Our Academic Track features the presentation of two or three academic papers during each session.

Paper 1: Tom Waits’ Carnivalesque: “’Dysevangelion’ and the Grotesque and the Shock of Grace
Julie Hamilton

Tom Waits, a preacher of the “dysevangelion” (bad news), rhapsodizes depravity as normative, his bawdy lyrics testifying to a life from Skid Row in the form of a brawling Psalter. Utilizing Bakhtin’s theory of the “Carnivalesque” and its socio-political implications for the grotesque genre, Hamilton argues Waits’s cacophony of misfits and outsiders subverts power and authority through the medieval carnival of hyperbole, chaos and Menippean Satire. In this “world upside down” hermeneutic, Waits’s grotesque operates as a shock of grace in the darkness of his dissonant underworld, providing solidarity to the sinner while critiquing the Pharisee.

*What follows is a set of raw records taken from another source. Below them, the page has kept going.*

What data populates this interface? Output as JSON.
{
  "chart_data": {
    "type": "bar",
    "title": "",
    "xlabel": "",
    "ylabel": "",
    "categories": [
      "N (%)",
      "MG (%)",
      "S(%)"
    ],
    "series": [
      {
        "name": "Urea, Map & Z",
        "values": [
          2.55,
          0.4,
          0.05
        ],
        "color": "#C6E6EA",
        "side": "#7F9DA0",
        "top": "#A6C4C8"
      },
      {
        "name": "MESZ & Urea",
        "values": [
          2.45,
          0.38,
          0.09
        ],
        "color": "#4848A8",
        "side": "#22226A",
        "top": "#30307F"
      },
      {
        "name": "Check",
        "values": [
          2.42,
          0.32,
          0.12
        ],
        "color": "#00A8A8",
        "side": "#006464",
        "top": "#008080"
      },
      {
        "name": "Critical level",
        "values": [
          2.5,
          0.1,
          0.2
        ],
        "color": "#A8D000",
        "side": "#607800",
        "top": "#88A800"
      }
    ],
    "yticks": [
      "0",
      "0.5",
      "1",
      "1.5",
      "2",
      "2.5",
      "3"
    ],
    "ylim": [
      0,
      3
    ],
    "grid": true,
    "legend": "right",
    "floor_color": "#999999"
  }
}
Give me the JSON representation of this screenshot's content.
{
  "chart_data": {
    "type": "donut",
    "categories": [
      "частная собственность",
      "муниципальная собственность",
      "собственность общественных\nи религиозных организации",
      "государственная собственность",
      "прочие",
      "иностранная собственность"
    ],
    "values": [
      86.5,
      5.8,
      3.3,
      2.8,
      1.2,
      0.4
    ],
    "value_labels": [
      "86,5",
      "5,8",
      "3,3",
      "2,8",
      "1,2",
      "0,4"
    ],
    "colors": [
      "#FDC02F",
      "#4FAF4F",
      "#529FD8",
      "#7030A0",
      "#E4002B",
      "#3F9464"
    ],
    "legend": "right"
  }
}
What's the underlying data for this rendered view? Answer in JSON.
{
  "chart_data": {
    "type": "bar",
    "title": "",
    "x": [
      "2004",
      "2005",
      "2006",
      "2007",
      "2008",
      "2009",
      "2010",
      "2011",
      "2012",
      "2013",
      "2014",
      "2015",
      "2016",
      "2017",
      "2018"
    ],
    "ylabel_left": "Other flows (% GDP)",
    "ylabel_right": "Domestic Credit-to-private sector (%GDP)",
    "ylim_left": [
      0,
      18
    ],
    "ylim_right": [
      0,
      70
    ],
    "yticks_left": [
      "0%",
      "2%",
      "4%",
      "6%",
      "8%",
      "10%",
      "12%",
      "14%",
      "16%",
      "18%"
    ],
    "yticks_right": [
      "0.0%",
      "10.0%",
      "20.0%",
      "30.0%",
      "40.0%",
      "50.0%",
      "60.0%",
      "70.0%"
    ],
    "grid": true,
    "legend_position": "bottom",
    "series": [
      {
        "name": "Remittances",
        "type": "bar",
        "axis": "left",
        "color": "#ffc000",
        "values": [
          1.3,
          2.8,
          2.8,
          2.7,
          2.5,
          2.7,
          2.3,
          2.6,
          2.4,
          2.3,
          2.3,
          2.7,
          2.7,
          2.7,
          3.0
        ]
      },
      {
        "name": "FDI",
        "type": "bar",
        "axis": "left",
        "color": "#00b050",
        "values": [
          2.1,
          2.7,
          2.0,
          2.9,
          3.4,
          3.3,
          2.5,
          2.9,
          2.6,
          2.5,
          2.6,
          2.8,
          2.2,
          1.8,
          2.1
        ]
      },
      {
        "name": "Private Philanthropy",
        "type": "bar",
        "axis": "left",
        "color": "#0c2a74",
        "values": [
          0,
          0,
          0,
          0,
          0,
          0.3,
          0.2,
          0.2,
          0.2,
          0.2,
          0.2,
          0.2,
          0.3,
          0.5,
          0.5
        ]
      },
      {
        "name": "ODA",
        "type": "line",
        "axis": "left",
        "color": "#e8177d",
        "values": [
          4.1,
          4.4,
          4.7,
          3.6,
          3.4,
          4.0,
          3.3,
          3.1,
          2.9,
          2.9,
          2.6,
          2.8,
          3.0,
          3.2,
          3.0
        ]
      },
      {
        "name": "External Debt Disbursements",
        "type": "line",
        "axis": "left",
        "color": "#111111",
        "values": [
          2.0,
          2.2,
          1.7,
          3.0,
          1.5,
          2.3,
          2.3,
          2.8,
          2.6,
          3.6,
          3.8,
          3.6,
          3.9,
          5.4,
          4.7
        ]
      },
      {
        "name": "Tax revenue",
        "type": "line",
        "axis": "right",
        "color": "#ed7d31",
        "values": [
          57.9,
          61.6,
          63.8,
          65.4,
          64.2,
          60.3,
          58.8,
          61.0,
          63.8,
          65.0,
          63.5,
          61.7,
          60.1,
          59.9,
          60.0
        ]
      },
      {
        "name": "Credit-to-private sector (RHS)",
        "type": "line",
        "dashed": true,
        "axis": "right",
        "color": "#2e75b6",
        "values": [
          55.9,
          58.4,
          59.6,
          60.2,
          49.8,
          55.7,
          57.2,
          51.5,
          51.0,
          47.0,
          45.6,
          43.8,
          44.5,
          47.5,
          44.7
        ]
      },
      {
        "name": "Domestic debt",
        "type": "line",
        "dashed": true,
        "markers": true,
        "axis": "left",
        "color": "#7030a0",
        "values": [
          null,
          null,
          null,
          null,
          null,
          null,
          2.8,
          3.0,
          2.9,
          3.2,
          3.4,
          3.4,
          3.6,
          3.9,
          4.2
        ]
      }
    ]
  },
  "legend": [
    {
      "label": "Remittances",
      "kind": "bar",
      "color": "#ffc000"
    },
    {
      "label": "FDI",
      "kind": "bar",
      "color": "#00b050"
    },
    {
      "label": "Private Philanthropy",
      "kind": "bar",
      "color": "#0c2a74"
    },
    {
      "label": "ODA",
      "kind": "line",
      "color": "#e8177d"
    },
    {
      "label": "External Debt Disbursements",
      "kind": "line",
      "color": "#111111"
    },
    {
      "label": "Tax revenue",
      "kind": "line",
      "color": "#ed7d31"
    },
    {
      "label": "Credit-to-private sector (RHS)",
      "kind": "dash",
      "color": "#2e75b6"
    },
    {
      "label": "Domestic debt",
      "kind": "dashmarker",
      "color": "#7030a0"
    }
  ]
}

Paper 2: The Scar in the Sound: Tom Waits, Blind Willie Johnson, and the Acoustics of Incarnation
Joe Kickasola

Tom Waits is profane and sacred, a tangled knot of secular and post-secular prophecy, testifying to the the horror of religious hypocrisy, the desperate need for transcendence, and the brutality of life without it.  Yet, underneath and before that, we have a voice.  That sound shakes the bones and sears the viscera.  The “grain” of that voice is a seemingly “excess” dimension of his work that ultimately proves key to its overall meaning.  Kickasola utilizes theories of sound and embodiment, phenomenology, and theology to understand the significance of prophetic “voice,” and compares Waits with another, more directly religious, gravel-throated legend, Blind Willie Johnson.